The Limitations of GPT and GitHub Copilot in Real-World Programming
I'm writing this without having access to GitHub Copilot X. I'm not sure my understanding will be any different if I do.
As a programmer, I couldn't take the word "laptop" literally. I couldn't place my MacBook Pro on my lap for more than 30 minutes when writing code, as it became too hot. The situation improved after switching to the M1 chip, but not fundamentally. Using an online IDE helps my laptop return to my lap, but it's worth noting how much computing power is required to verify the correctness of the code. It brings me to the limitations of GPT and GitHub Copilot as programming tools.
ChatGPT or GitHub Copilot Doesn't Know How to Write Code
I apologize for the disappointment, but it's true—they don't. GPT and Copilot are trained language models (with Copilot fine-tuned for programming languages) that predict the most likely subsequent tokens. That's not the same as programming. Although we write code at clear abstraction layers like an article and use features like typing to reduce the chance of making mistakes, we must execute it to verify its correctness. GPT models primarily focus on learning language patterns, making them advanced code auto-completion tools—but that's not programming.

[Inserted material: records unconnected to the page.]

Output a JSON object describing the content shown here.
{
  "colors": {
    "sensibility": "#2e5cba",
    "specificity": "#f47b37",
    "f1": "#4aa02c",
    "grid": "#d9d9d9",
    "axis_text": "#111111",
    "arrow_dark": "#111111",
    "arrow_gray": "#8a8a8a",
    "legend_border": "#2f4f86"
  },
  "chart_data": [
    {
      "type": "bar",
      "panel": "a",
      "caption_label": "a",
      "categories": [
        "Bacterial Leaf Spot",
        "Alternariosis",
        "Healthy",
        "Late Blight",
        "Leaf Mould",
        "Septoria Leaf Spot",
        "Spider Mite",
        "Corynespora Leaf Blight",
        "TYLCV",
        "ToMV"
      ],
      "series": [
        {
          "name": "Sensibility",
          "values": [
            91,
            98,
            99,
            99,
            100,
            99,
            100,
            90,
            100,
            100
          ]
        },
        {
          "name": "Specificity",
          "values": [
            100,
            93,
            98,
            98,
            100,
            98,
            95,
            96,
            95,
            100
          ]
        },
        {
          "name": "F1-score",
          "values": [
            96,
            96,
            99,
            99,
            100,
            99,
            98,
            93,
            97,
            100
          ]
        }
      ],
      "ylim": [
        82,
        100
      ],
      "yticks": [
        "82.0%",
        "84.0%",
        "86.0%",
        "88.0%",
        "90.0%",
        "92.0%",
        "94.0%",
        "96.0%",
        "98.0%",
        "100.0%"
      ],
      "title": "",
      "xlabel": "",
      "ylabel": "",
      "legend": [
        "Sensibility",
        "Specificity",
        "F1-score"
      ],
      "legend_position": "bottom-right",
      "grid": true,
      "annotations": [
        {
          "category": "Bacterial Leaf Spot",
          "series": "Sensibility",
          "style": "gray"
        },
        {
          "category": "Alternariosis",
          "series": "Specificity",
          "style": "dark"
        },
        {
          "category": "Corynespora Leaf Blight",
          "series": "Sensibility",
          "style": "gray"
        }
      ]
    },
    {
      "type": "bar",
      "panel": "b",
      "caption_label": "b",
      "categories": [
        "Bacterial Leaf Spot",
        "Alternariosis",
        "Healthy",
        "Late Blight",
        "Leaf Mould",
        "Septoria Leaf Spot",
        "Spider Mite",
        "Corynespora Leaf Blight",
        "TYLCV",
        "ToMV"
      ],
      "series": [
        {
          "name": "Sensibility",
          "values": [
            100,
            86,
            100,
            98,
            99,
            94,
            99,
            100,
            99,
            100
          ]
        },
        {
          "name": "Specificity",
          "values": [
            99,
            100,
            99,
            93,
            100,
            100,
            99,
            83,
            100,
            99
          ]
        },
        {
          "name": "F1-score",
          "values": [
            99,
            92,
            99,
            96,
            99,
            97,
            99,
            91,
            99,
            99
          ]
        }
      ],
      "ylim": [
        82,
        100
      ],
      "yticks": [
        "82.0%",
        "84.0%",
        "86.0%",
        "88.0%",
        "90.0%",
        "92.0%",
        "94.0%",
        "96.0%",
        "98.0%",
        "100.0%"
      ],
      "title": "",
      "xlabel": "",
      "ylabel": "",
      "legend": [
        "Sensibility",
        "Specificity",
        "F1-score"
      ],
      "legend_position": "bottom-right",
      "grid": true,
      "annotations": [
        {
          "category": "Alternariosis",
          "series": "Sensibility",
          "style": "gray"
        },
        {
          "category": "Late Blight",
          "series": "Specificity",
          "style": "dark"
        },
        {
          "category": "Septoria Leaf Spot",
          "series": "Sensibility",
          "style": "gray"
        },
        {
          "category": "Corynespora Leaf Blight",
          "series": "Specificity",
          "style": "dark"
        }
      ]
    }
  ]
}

The current AI programmer fad is full of wishful thinking. A few weeks ago, I shared a programming challenge with ChatGPT to demonstrate that GPT 3.5 and 4 struggle to find an entirely correct solution for all test cases. However, when provided with a detailed natural language description of the problem, GPT models have a 50% chance of generating the right answer to pass all tests (including GPT 3.5). It shows that the test code is not even relevant, emphasizing the models' nature as language models.
领英推荐
The Fleeing Copilot from The Real Programming Battlefield
For me, programming means growing the code. Occasionally, I need to start new pieces of code, and my GitHub Copilot can be helpful in those situations (ChatGPT can be even more helpful). However, I'm usually conservative when adopting solutions, often needing to delete most of the code provided to me. Most of the time, when coding, I perform small transformations on my existing code, and I'm probably not writing a new line of code but modifying an existing one. These modifications usually occur in complicated contexts where only my automated tests can verify if the code still works. My Copilot is completely silent now, prompting me to check if it's still active constantly.
At this point, I'm unsure whether I should adapt my programming style to allow my Copilot to contribute more effectively or if the Copilot should improve to better fit my programming style. Interestingly, this conundrum resembles a typical pair programming dilemma.
While GPT and Copilot are helpful tools, they do not change the foundation of real programming. At least, not yet.